Castro was chest-deep in his pit, surrounded by mounds of mingled sand and loam. He bent from view and straightened up, dammit, with something in his arms, something the girth of a hassock, and he hoisted it with tender care onto grass already smothering under loose soil. Whatever had led him to the front door had performed unerringly up to the last square foot. He reverently wiped clods and smears of dirt off his artifact with a handkerchief, which allowed Dwight to see it was made of greenish stone, though he couldn’t otherwise make head or tail of it. And to think, it had been under his lawn almost four hundred years.

Castro flattened his palms on the grassy perimeter, hoisted himself out of the hole, clapped his hands free of grime and ineffectual lawn poisons, drained and chucked the Edmundo Dantes, and, incredibly, hefted and hugged his prize to his chest with one spindly arm.
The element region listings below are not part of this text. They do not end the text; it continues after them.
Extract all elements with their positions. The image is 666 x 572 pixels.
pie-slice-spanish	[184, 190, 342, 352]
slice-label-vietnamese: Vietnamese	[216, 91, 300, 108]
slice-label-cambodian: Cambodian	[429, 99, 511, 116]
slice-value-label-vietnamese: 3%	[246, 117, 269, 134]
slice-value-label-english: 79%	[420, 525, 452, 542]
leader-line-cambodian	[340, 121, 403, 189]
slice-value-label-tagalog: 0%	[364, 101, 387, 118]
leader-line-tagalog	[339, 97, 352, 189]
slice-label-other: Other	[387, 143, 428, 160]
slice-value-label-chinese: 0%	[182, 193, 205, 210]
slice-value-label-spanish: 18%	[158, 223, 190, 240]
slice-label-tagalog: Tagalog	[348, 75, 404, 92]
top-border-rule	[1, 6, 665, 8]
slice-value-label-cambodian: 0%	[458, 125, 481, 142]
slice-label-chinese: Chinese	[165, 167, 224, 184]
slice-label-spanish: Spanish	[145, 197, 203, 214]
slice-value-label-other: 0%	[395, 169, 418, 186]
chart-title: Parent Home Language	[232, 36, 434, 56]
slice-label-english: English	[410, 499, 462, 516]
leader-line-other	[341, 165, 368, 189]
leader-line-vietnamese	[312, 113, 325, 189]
With no intention, evidently, of tidying up over there. He hove toward the back door and out of sight again, to reenter Dwight’s field of vision in the living room. The greenish bulk and Castro’s white sleeve bisecting it were briefly all that Dwight could see, but proximity afforded no aid to comprehension. Here was a block of masonry or a squat statue, but of what? There were wings and claws and tentacles and eyes, disjointed, asymmetrical, out of proportion to each other, like an optical illusion set in some unfamiliar mineral, or like a mess on the floor at closing time in a sinister butcher’s shop.

After Castro had exited, Dwight spent a futile while fixated on reconciling those disparate body parts to each other. He didn’t snap out of it till a car door slammed in front of the house and an engine revved and soon receded. Shit, it sounded like his boss’s Explorer. He then belatedly glimpsed in peripheral vision that Edith was gone.

Dwight was reminded of a laughable scene in a movie back at college. An old movie, nowhere as old as Castro, but old enough to be silent, and it was German. In that memorably funny scene, a vampire picks up his own coffin and strolls around with it on one shoulder. Ridiculously or not, Castro had gone that German vampire one better, toting off a boulder plus Dwight’s wife. He would have felt more angst about her fate, had his own not been much closer at hand.

He and Edith were supposed to be on vacation. Mail and newspaper delivery had been canceled, the oblivious yard crew would come and go, and the Nickersons had warned friends and coworkers they’d be incommunicado for two weeks in paradise. Nobody would miss them. Nobody would ring the doorbell and worry.

Days and nights inched glacially by, in which Dwight soiled himself and then no longer soiled himself, hungered and thirsted and then no longer hungered and thirsted, shivered in the drafty central air and then went forever numb. Pangs and aches and every sensation wore out, just as Castro’s glands had done centuries ago. So did Dwight’s spite and indignation at being singled out, at the unfairness of Castro tracing that block of masonry to his backyard among all the equally deserving candidates for slow death in former Cat Swamp. He gradually gave up despising Edith, too, for making him let Castro inside in the first place. At last Dwight was down to one coherent nagging thought, recurring to him more and more rarely, that after a certain unremembered number of days, the ravages of starvation were irreversible.

He was in no shape to acknowledge, or to appreciate the aptness of it, when a scruffy feral tom stole in through the back door Castro had carelessly left open, and began spraying the drapes and scratching up the upholstery, and in general behaving like one more previous owner come home. Dwight didn’t even hear the crash when the cat bumped the Erté bust off its pedestal.